Gegen Waldbrände in der Luft

Das allein ist jedoch nicht genug. Darum fliegen jeden Tag ehrenamtliche Piloten der Luftrettungsstaffel Bayern über Unterfranken. "Die vorbeugende Luftbeobachtung findet dabei in den Nachmittagsstunden zu den höchsten Gefährdungszeiten statt", heißt es in einer Presseerklärung der Regierung von Unterfranken. Unterwegs sind die Luftbeobachter auf zwei Routen: einer West- und einer Ostroute. Der Landkreis wird über die Ostroute abgedeckt, dabei werden die Flugplätze in Bad Neustadt und Haßfurt angeflogen. Die Einsatzkosten trägt die Regierung von Unterfranken.


Regierung mahnt zu Vorsicht

"Die Bevölkerung wird dringend gebeten, in Waldgebieten äußerste Vorsicht walten zu lassen und keinesfalls mit offenem Feuer zu hantieren oder zu rauchen", teilt Johannes Hardenacke, Pressesprecher der Regierung in Würzburg, weiter mit. Eine hohe Feuergefährdung bestehe aber nicht nur in Waldgebieten, sondern unter Umständen auf offenem Gelände.
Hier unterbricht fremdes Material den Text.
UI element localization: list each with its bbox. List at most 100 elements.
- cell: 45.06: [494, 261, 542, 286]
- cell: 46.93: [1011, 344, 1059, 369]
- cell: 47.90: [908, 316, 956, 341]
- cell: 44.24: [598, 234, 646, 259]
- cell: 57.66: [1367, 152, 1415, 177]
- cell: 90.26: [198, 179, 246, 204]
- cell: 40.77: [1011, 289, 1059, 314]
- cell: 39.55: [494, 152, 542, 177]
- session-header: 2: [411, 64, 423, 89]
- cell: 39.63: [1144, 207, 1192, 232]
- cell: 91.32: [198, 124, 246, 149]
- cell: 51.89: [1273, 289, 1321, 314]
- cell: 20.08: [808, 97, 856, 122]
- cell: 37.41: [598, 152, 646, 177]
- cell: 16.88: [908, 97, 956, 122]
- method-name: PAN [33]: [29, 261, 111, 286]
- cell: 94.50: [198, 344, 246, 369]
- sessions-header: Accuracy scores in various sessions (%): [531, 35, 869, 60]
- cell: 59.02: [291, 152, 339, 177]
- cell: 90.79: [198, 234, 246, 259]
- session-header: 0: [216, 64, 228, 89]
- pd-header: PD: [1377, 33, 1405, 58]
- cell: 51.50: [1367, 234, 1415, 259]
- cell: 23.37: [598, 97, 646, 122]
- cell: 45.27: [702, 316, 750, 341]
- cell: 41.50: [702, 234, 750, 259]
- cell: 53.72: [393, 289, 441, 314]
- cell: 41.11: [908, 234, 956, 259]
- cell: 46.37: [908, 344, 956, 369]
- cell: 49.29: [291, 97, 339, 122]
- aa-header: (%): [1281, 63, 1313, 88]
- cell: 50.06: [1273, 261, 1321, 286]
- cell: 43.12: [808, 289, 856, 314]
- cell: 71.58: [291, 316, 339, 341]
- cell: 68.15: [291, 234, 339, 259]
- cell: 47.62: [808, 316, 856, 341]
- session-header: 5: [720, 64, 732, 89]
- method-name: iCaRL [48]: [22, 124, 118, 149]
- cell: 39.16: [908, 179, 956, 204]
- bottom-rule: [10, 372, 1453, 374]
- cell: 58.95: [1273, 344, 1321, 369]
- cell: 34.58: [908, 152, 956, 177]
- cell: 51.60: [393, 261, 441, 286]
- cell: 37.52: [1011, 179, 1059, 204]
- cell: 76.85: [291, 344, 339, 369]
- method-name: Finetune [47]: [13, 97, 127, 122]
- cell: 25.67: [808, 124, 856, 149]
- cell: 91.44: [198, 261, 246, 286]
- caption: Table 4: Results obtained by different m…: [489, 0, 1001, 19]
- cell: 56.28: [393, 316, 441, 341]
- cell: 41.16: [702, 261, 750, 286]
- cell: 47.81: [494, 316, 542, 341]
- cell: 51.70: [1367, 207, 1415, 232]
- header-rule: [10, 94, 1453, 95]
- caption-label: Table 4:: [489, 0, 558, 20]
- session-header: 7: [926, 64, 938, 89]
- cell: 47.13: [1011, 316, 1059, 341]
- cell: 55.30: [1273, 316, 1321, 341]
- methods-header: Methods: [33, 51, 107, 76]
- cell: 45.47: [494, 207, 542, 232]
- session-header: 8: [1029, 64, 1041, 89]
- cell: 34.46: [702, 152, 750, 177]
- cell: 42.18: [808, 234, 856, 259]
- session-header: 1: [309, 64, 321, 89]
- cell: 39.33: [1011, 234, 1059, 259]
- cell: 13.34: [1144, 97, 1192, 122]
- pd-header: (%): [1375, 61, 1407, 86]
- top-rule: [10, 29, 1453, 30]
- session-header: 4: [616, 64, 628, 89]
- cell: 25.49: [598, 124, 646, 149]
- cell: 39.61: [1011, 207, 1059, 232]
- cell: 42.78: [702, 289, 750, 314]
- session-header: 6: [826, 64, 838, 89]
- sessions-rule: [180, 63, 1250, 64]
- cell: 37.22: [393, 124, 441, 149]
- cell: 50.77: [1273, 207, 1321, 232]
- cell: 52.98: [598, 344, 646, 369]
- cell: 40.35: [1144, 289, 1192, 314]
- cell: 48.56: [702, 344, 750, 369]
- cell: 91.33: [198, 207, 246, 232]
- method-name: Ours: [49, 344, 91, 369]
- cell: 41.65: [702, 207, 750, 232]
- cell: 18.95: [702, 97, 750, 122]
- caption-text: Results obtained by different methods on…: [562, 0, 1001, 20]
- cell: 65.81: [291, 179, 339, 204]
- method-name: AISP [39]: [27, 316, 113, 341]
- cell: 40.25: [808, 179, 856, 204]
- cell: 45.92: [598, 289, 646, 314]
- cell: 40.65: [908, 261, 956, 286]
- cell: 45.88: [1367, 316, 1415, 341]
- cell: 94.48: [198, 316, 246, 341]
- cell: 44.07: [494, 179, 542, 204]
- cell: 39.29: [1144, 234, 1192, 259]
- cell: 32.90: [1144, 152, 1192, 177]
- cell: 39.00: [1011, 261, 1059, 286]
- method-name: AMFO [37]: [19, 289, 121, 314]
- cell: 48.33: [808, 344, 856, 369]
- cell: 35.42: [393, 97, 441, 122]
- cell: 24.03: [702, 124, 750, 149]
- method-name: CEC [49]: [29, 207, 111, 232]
Auch hier ist Vorsicht geboten.

"Ich sehe das Ganze nicht so dramatisch. Wir hatten früher ja auch schon trockene Tage und Wochen", sagt Kreisbrandrat Benno Metz. In der Vergangenheit hatte es Probleme bei der Löschwasserversorgung bei dem Großbrand des Sägewerks in Untererthal gegeben. Aktuell seien ihm keine Engpässe aufgrund von Wasserknappheit bekannt.


Keine Probleme mit Löschwasser

Stürzenberger von der Feuerwehr Oberthulba beruhigt ebenfalls: "Man weiß zwar nie, wie lange so eine Trockenheit noch anhält, bei uns gibt es aktuell aber noch keine Probleme." In Oberthulba habe man außerdem ein großes Tanklöschfahrzeug in Betrieb genommen, das sehr große Mengen an Wasser transportieren könne. Demnach sei eine erhöhte Sicherheit gewährleistet.